Journal welcomes undergraduate research articles
Taylor & Francis who publish journals on behalf of the Institute invites research articles by undergraduates for inclusion in Materials Science and Technology.
These articles will be in the format of short papers with all works originating from projects conducted in academic, industry, or laboratory environments.
The initiative is designed to contribute and complement engineering and science education. Studies have shown that undergraduate research can lead to improvements in academic performance, retention in academic programs and increases in self-efficacy. These experiences help inform student decisions about future education and career paths, often being a motivation to pursue Masters and Ph.D. level degrees and research careers in STEM fields.
Materials Science and Technology hopes that peer-reviewed articles will provide a motivational objective for undergraduate researchers. There is also a need to evaluate effective approaches to undergraduate research, and Materials Science and Technology welcomes assessments, led by non-undergraduate authors, of undergraduate materials research programs.
Quotes from the Editors:
Dr Radhakanta Rana of Tata Steel, The Netherlands said, ‘We have launched Undergraduate Research Articles as a new submission type in Materials Science and Technology to provide an avenue for budding researchers to publish their new results. I hope that the peer review will enhance the quality of undergraduate-led research and the papers will add valuable information to archival literature. Also, the scheme will motivate and attract the young minds towards a research career in future’.
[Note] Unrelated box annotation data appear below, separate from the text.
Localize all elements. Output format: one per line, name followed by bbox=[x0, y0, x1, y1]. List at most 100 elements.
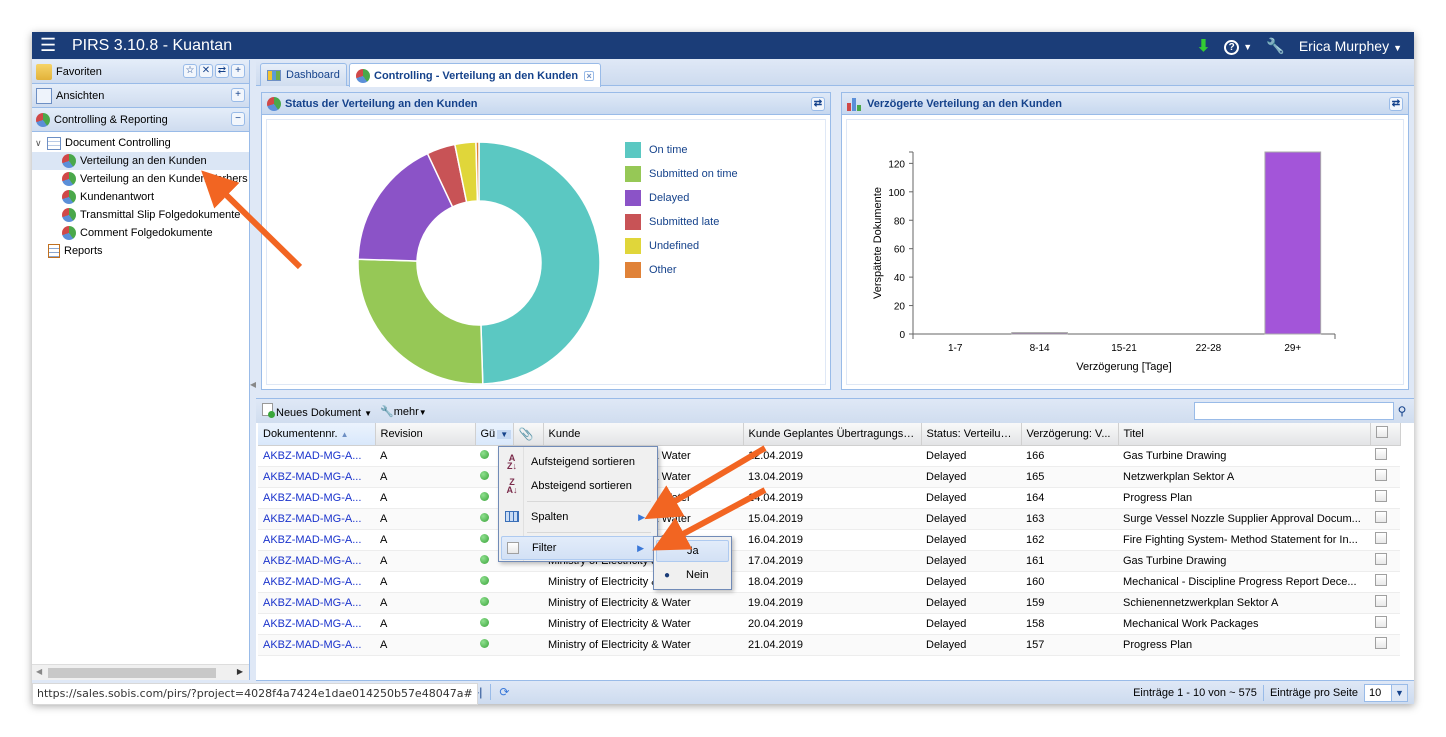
checkbox[interactable] bbox=[1375, 553, 1387, 565]
row-checkbox[interactable] bbox=[1370, 592, 1400, 614]
search-input[interactable] bbox=[1194, 402, 1394, 420]
row-checkbox[interactable] bbox=[1370, 634, 1400, 656]
filter-checkbox[interactable] bbox=[507, 541, 519, 554]
checkbox[interactable] bbox=[1375, 637, 1387, 649]
scroll-right-icon[interactable]: ▶ bbox=[237, 667, 243, 676]
column-header-select-all[interactable] bbox=[1370, 423, 1401, 446]
scrollbar-thumb[interactable] bbox=[48, 668, 216, 678]
hamburger-menu-icon[interactable]: ☰ bbox=[40, 35, 56, 55]
wrench-icon[interactable]: 🔧 bbox=[1266, 37, 1285, 55]
document-number-link[interactable]: AKBZ-MAD-MG-A... bbox=[258, 634, 375, 656]
column-menu-trigger-icon[interactable]: ▼ bbox=[497, 429, 512, 439]
table-row[interactable]: AKBZ-MAD-MG-A...AMinistry of Electricity… bbox=[258, 529, 1400, 551]
tree-node-document-controlling[interactable]: ∨ Document Controlling bbox=[32, 134, 249, 152]
star-icon[interactable]: ☆ bbox=[183, 64, 197, 78]
column-header-titel[interactable]: Titel bbox=[1118, 423, 1371, 446]
row-checkbox[interactable] bbox=[1370, 487, 1400, 509]
legend-item[interactable]: Submitted late bbox=[625, 210, 738, 234]
more-button[interactable]: 🔧mehr▼ bbox=[380, 405, 427, 418]
table-row[interactable]: AKBZ-MAD-MG-A...AMinistry of Electricity… bbox=[258, 445, 1400, 467]
row-checkbox[interactable] bbox=[1370, 550, 1400, 572]
tab-dashboard[interactable]: Dashboard bbox=[260, 63, 347, 86]
collapse-icon[interactable]: − bbox=[231, 112, 245, 126]
help-menu[interactable]: ? ▼ bbox=[1224, 37, 1252, 55]
legend-item[interactable]: Delayed bbox=[625, 186, 738, 210]
column-header-dokumentennr[interactable]: Dokumentennr. ▲ bbox=[258, 423, 376, 446]
tree-item[interactable]: Verteilung an den Kunden bbox=[32, 152, 249, 170]
row-checkbox[interactable] bbox=[1370, 613, 1400, 635]
legend-item[interactable]: On time bbox=[625, 138, 738, 162]
pie-slice-submitted-on-time[interactable] bbox=[357, 258, 484, 385]
refresh-icon[interactable]: ⇄ bbox=[1389, 97, 1403, 111]
document-number-link[interactable]: AKBZ-MAD-MG-A... bbox=[258, 529, 375, 551]
checkbox[interactable] bbox=[1375, 490, 1387, 502]
close-icon[interactable]: ✕ bbox=[199, 64, 213, 78]
column-header-attachment[interactable]: 📎 bbox=[513, 423, 544, 446]
refresh-icon[interactable]: ⇄ bbox=[215, 64, 229, 78]
document-number-link[interactable]: AKBZ-MAD-MG-A... bbox=[258, 466, 375, 488]
document-number-link[interactable]: AKBZ-MAD-MG-A... bbox=[258, 613, 375, 635]
menu-item-ja[interactable]: Ja bbox=[656, 540, 729, 562]
tree-item[interactable]: Kundenantwort bbox=[32, 188, 249, 206]
column-header-status[interactable]: Status: Verteilun... bbox=[921, 423, 1022, 446]
scroll-left-icon[interactable]: ◀ bbox=[36, 667, 42, 676]
column-header-gu[interactable]: Gü ▼ bbox=[475, 423, 514, 446]
checkbox[interactable] bbox=[1375, 574, 1387, 586]
row-checkbox[interactable] bbox=[1370, 571, 1400, 593]
tree-node-reports[interactable]: Reports bbox=[32, 242, 249, 260]
menu-item-sort-ascending[interactable]: A Z↓ Aufsteigend sortieren bbox=[501, 450, 655, 474]
table-row[interactable]: AKBZ-MAD-MG-A...AMinistry of Electricity… bbox=[258, 592, 1400, 614]
legend-item[interactable]: Undefined bbox=[625, 234, 738, 258]
table-row[interactable]: AKBZ-MAD-MG-A...AMinistry of Electricity… bbox=[258, 571, 1400, 593]
accordion-ansichten[interactable]: Ansichten + bbox=[32, 84, 249, 108]
row-checkbox[interactable] bbox=[1370, 466, 1400, 488]
document-number-link[interactable]: AKBZ-MAD-MG-A... bbox=[258, 508, 375, 530]
document-number-link[interactable]: AKBZ-MAD-MG-A... bbox=[258, 487, 375, 509]
refresh-icon[interactable]: ⇄ bbox=[811, 97, 825, 111]
per-page-select[interactable]: 10 ▼ bbox=[1364, 684, 1408, 702]
row-checkbox[interactable] bbox=[1370, 529, 1400, 551]
tab-controlling[interactable]: Controlling - Verteilung an den Kunden × bbox=[349, 63, 602, 87]
checkbox[interactable] bbox=[1375, 448, 1387, 460]
close-tab-icon[interactable]: × bbox=[584, 70, 595, 81]
menu-item-nein[interactable]: ● Nein bbox=[656, 564, 729, 586]
checkbox[interactable] bbox=[1375, 469, 1387, 481]
table-row[interactable]: AKBZ-MAD-MG-A...AMinistry of Electricity… bbox=[258, 508, 1400, 530]
search-icon[interactable]: ⚲ bbox=[1394, 402, 1410, 420]
table-row[interactable]: AKBZ-MAD-MG-A...AMinistry of Electricity… bbox=[258, 634, 1400, 656]
expand-icon[interactable]: + bbox=[231, 88, 245, 102]
refresh-icon[interactable]: ⟳ bbox=[499, 685, 509, 699]
sidebar-horizontal-scrollbar[interactable]: ◀ ▶ bbox=[32, 664, 249, 680]
accordion-favoriten[interactable]: Favoriten ☆ ✕ ⇄ + bbox=[32, 60, 249, 84]
row-checkbox[interactable] bbox=[1370, 508, 1400, 530]
checkbox[interactable] bbox=[1375, 511, 1387, 523]
column-header-kunde[interactable]: Kunde bbox=[543, 423, 744, 446]
pie-slice-on-time[interactable] bbox=[478, 141, 601, 385]
tree-item[interactable]: Comment Folgedokumente bbox=[32, 224, 249, 242]
user-menu[interactable]: Erica Murphey ▼ bbox=[1299, 38, 1402, 54]
chevron-down-icon[interactable]: ∨ bbox=[35, 138, 47, 149]
menu-item-columns[interactable]: Spalten ▶ bbox=[501, 505, 655, 529]
column-header-revision[interactable]: Revision bbox=[375, 423, 476, 446]
menu-item-filter[interactable]: Filter ▶ bbox=[501, 536, 655, 560]
tree-item[interactable]: Transmittal Slip Folgedokumente bbox=[32, 206, 249, 224]
table-row[interactable]: AKBZ-MAD-MG-A...AMinistry of Electricity… bbox=[258, 550, 1400, 572]
accordion-controlling[interactable]: Controlling & Reporting − bbox=[32, 108, 249, 132]
column-header-planned-date[interactable]: Kunde Geplantes Übertragungsd... bbox=[743, 423, 922, 446]
chevron-down-icon[interactable]: ▼ bbox=[1391, 685, 1407, 701]
expand-icon[interactable]: + bbox=[231, 64, 245, 78]
table-row[interactable]: AKBZ-MAD-MG-A...AMinistry of Electricity… bbox=[258, 487, 1400, 509]
table-row[interactable]: AKBZ-MAD-MG-A...AMinistry of Electricity… bbox=[258, 466, 1400, 488]
row-checkbox[interactable] bbox=[1370, 445, 1400, 467]
select-all-checkbox[interactable] bbox=[1375, 426, 1388, 439]
document-number-link[interactable]: AKBZ-MAD-MG-A... bbox=[258, 550, 375, 572]
menu-item-sort-descending[interactable]: Z A↓ Absteigend sortieren bbox=[501, 474, 655, 498]
legend-item[interactable]: Other bbox=[625, 258, 738, 282]
document-number-link[interactable]: AKBZ-MAD-MG-A... bbox=[258, 445, 375, 467]
tree-item[interactable]: Verteilung an den Kunden Vorhers bbox=[32, 170, 249, 188]
checkbox[interactable] bbox=[1375, 532, 1387, 544]
new-document-button[interactable]: Neues Dokument ▼ bbox=[262, 403, 372, 419]
download-icon[interactable]: ⬇ bbox=[1197, 36, 1210, 56]
checkbox[interactable] bbox=[1375, 616, 1387, 628]
checkbox[interactable] bbox=[1375, 595, 1387, 607]
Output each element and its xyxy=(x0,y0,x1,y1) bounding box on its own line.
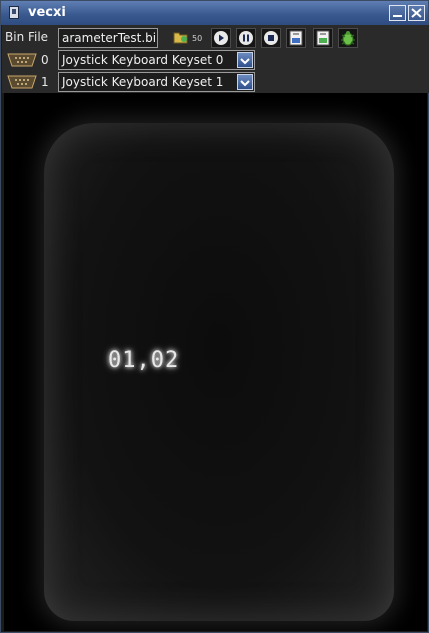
close-icon xyxy=(411,8,422,18)
load-state-button[interactable] xyxy=(313,28,333,48)
keyset-select-1[interactable]: Joystick Keyboard Keyset 1 xyxy=(58,72,255,92)
window-title: vecxi xyxy=(28,5,66,20)
title-bar[interactable]: vecxi xyxy=(1,1,428,25)
open-file-icon xyxy=(173,32,188,44)
load-state-icon xyxy=(316,30,330,46)
pause-button[interactable] xyxy=(236,28,256,48)
emulator-screen[interactable]: 01,02 xyxy=(4,93,427,631)
open-file-button[interactable] xyxy=(172,28,192,48)
save-state-icon xyxy=(289,30,303,46)
save-state-button[interactable] xyxy=(286,28,306,48)
play-button[interactable] xyxy=(211,28,231,48)
player-1-index: 1 xyxy=(41,75,49,89)
close-button[interactable] xyxy=(408,5,425,21)
debug-button[interactable] xyxy=(338,28,358,48)
speed-value: 50 xyxy=(192,34,203,43)
minimize-button[interactable] xyxy=(389,5,406,21)
dropdown-button[interactable] xyxy=(237,52,253,68)
screen-text: 01,02 xyxy=(108,348,180,373)
chevron-down-icon xyxy=(240,58,250,65)
pause-icon xyxy=(239,31,253,45)
keyset-select-0-value: Joystick Keyboard Keyset 0 xyxy=(62,53,224,67)
debug-bug-icon xyxy=(341,31,355,46)
stop-icon xyxy=(264,31,278,45)
crt-overlay xyxy=(44,123,394,621)
joystick-port-icon xyxy=(7,53,37,67)
joystick-port-icon xyxy=(7,75,37,89)
player-0-index: 0 xyxy=(41,53,49,67)
dropdown-button[interactable] xyxy=(237,74,253,90)
chevron-down-icon xyxy=(240,80,250,87)
play-icon xyxy=(214,31,228,45)
toolbar: Bin File arameterTest.bin 50 0 Joystick … xyxy=(2,25,429,93)
stop-button[interactable] xyxy=(261,28,281,48)
keyset-select-1-value: Joystick Keyboard Keyset 1 xyxy=(62,75,224,89)
keyset-select-0[interactable]: Joystick Keyboard Keyset 0 xyxy=(58,50,255,70)
bin-file-field[interactable]: arameterTest.bin xyxy=(58,28,158,48)
app-icon xyxy=(9,6,19,19)
vecxi-window: vecxi Bin File arameterTest.bin 50 0 Joy… xyxy=(0,0,429,633)
bin-file-label: Bin File xyxy=(5,30,49,44)
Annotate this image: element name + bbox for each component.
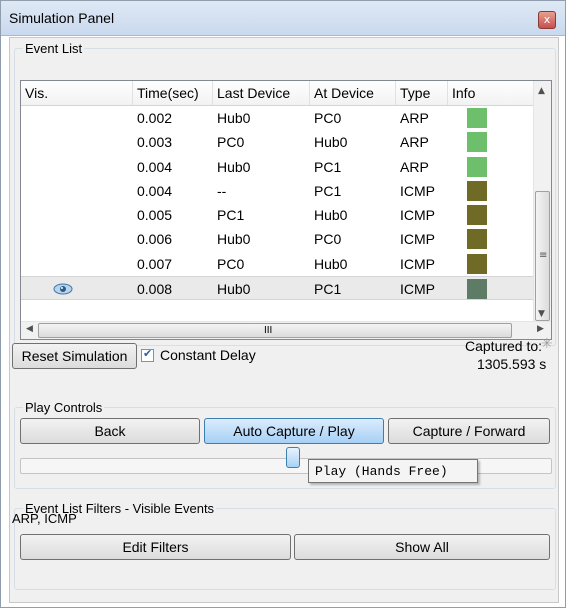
info-color-swatch[interactable] bbox=[467, 205, 487, 226]
table-header: Vis. Time(sec) Last Device At Device Typ… bbox=[21, 81, 537, 106]
cell-at-device: Hub0 bbox=[314, 134, 348, 151]
column-header-time[interactable]: Time(sec) bbox=[133, 81, 213, 105]
info-color-swatch[interactable] bbox=[467, 156, 487, 177]
eye-icon[interactable] bbox=[53, 283, 73, 295]
cell-time: 0.006 bbox=[137, 231, 173, 248]
show-all-button[interactable]: Show All bbox=[294, 534, 550, 560]
column-header-last-device[interactable]: Last Device bbox=[213, 81, 310, 105]
column-header-info[interactable]: Info bbox=[448, 81, 537, 105]
capture-star-icon[interactable]: ✳ bbox=[541, 336, 553, 352]
vertical-scroll-thumb[interactable]: ≡ bbox=[535, 191, 550, 321]
scroll-left-arrow-icon[interactable]: ◀ bbox=[26, 324, 33, 334]
scroll-down-arrow-icon[interactable]: ▼ bbox=[538, 309, 545, 319]
info-color-swatch[interactable] bbox=[467, 253, 487, 274]
play-tooltip: Play (Hands Free) bbox=[308, 459, 478, 483]
cell-at-device: Hub0 bbox=[314, 255, 348, 272]
event-list-table[interactable]: Vis. Time(sec) Last Device At Device Typ… bbox=[20, 80, 552, 340]
table-row[interactable]: 0.005 PC1 Hub0 ICMP bbox=[21, 203, 537, 227]
play-speed-slider-thumb[interactable] bbox=[286, 447, 300, 468]
cell-at-device: PC0 bbox=[314, 231, 342, 248]
constant-delay-checkbox[interactable]: ✔ bbox=[141, 347, 154, 362]
simulation-panel-window: Simulation Panel x Event List Vis. Time(… bbox=[0, 0, 566, 608]
capture-forward-button[interactable]: Capture / Forward bbox=[388, 418, 550, 444]
table-row[interactable]: 0.008 Hub0 PC1 ICMP bbox=[21, 276, 537, 301]
captured-to-label: Captured to: bbox=[465, 338, 543, 354]
cell-type: ARP bbox=[400, 158, 429, 175]
cell-type: ICMP bbox=[400, 255, 435, 272]
info-color-swatch[interactable] bbox=[467, 279, 487, 300]
vertical-scrollbar[interactable]: ▲ ≡ ▼ bbox=[533, 81, 551, 322]
cell-time: 0.004 bbox=[137, 158, 173, 175]
play-controls-legend: Play Controls bbox=[23, 400, 105, 415]
cell-at-device: PC1 bbox=[314, 281, 342, 298]
cell-at-device: Hub0 bbox=[314, 207, 348, 224]
cell-time: 0.003 bbox=[137, 134, 173, 151]
table-row[interactable]: 0.003 PC0 Hub0 ARP bbox=[21, 130, 537, 154]
info-color-swatch[interactable] bbox=[467, 180, 487, 201]
checkmark-icon: ✔ bbox=[143, 347, 153, 360]
event-list-legend: Event List bbox=[23, 41, 85, 56]
info-color-swatch[interactable] bbox=[467, 108, 487, 128]
auto-capture-play-button[interactable]: Auto Capture / Play bbox=[204, 418, 384, 444]
panel-body: Event List Vis. Time(sec) Last Device At… bbox=[9, 37, 559, 603]
scroll-right-arrow-icon[interactable]: ▶ bbox=[537, 324, 544, 334]
cell-type: ICMP bbox=[400, 182, 435, 199]
cell-last-device: Hub0 bbox=[217, 281, 251, 298]
cell-last-device: PC0 bbox=[217, 134, 245, 151]
column-header-vis[interactable]: Vis. bbox=[21, 81, 133, 105]
column-header-at-device[interactable]: At Device bbox=[310, 81, 396, 105]
column-header-type[interactable]: Type bbox=[396, 81, 448, 105]
cell-time: 0.005 bbox=[137, 207, 173, 224]
event-rows: 0.002 Hub0 PC0 ARP 0.003 PC0 Hub0 ARP 0.004 Hub0 P… bbox=[21, 106, 537, 301]
cell-type: ICMP bbox=[400, 231, 435, 248]
constant-delay-label: Constant Delay bbox=[160, 347, 256, 363]
reset-simulation-button[interactable]: Reset Simulation bbox=[12, 343, 137, 369]
cell-time: 0.002 bbox=[137, 110, 173, 126]
close-button[interactable]: x bbox=[538, 11, 556, 29]
table-row[interactable]: 0.002 Hub0 PC0 ARP bbox=[21, 106, 537, 130]
horizontal-scroll-thumb[interactable]: III bbox=[38, 323, 512, 338]
info-color-swatch[interactable] bbox=[467, 229, 487, 250]
cell-at-device: PC0 bbox=[314, 110, 342, 126]
table-row[interactable]: 0.004 -- PC1 ICMP bbox=[21, 179, 537, 203]
table-row[interactable]: 0.006 Hub0 PC0 ICMP bbox=[21, 227, 537, 251]
table-row[interactable]: 0.007 PC0 Hub0 ICMP bbox=[21, 252, 537, 276]
cell-last-device: Hub0 bbox=[217, 110, 251, 126]
horizontal-scrollbar[interactable]: ◀ III ▶ bbox=[21, 321, 551, 339]
cell-time: 0.008 bbox=[137, 281, 173, 298]
back-button[interactable]: Back bbox=[20, 418, 200, 444]
cell-last-device: Hub0 bbox=[217, 231, 251, 248]
cell-time: 0.007 bbox=[137, 255, 173, 272]
cell-time: 0.004 bbox=[137, 182, 173, 199]
visible-events-value: ARP, ICMP bbox=[12, 511, 77, 526]
scroll-up-arrow-icon[interactable]: ▲ bbox=[538, 86, 545, 96]
cell-type: ICMP bbox=[400, 281, 435, 298]
info-color-swatch[interactable] bbox=[467, 132, 487, 153]
title-bar[interactable]: Simulation Panel x bbox=[1, 1, 565, 36]
cell-type: ICMP bbox=[400, 207, 435, 224]
window-title: Simulation Panel bbox=[9, 10, 115, 26]
grip-icon: ≡ bbox=[539, 250, 548, 261]
hscroll-grip: III bbox=[264, 325, 273, 336]
captured-to-value: 1305.593 s bbox=[477, 356, 547, 372]
cell-last-device: Hub0 bbox=[217, 158, 251, 175]
cell-at-device: PC1 bbox=[314, 182, 342, 199]
cell-last-device: -- bbox=[217, 182, 227, 199]
cell-at-device: PC1 bbox=[314, 158, 342, 175]
cell-last-device: PC0 bbox=[217, 255, 245, 272]
edit-filters-button[interactable]: Edit Filters bbox=[20, 534, 291, 560]
cell-type: ARP bbox=[400, 110, 429, 126]
cell-type: ARP bbox=[400, 134, 429, 151]
cell-last-device: PC1 bbox=[217, 207, 245, 224]
table-row[interactable]: 0.004 Hub0 PC1 ARP bbox=[21, 155, 537, 179]
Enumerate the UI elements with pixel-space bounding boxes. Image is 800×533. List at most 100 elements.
Prof Nick Jones from University of Cambridge, UK applauded the move, ‘Many research ideas and hypotheses are first investigated in undergraduate research projects. These studies often produce the key initial results that provide impetus to a new research theme and help to secure funding for further work. By launching this new short format article, we are recognising the contribution undergraduate researchers can make to scientific understanding and are providing a mechanism by which they can share these key results, whilst also gaining first-hand experience of concise scientific communication’.